Measles is problematic in almost the entire world now. For travel in Canada and the US, check destinations to determine whether early vaccination for infants and children is warranted.

Yellow Jack is Back - New Warning

Last week CDC upgraded their traveler warning for South America to Level 2 - Practice Enhanced Precautions. Colombia reports 75 cases with 34 deaths since September 2024, likely an undercount, and new areas of Bolivia and Peru now have yellow fever cases reported. I worry that travelers and clinicians can't keep up with new yellow fever vaccine recommendations, it's confusing and changing.

For clinicians unsure about clinical findings of yellow fever, the CDC Yellow Book is an excellent resource. (It's called the Yellow Book because the original print version had a yellow cover; now it's mostly black.)

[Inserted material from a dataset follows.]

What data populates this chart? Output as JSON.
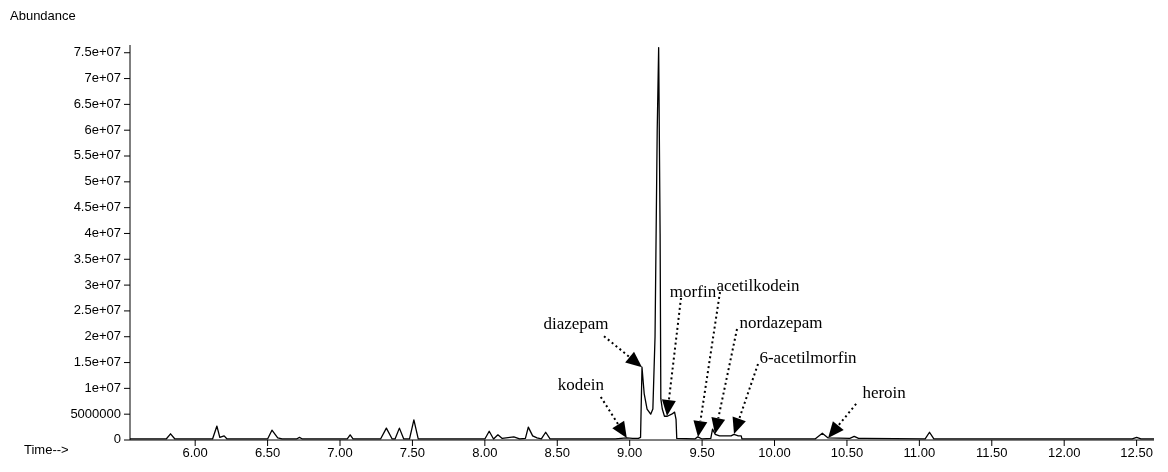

Ignorance is Bliss versus Knowledge is Power

One might think that having my background in infectious diseases is helpful in planning travel. Or, if you side with my long-suffering wife, it might just be the bane of your existence. We have travel plans to various areas planned in the next several months. I'm not too worried about measles, we both had natural infection as children and I know that my measles IgG titer was very high a few years ago. Unfortunately vaccinations won't help us with the list of other infections to which our itinerary might expose us: Vibrio vulnificus, chronic wasting disease, Cryptococcus gattii, to name a few. Fortunately, none are very likely; I'll concentrate on sun protection and keeping well-hydrated.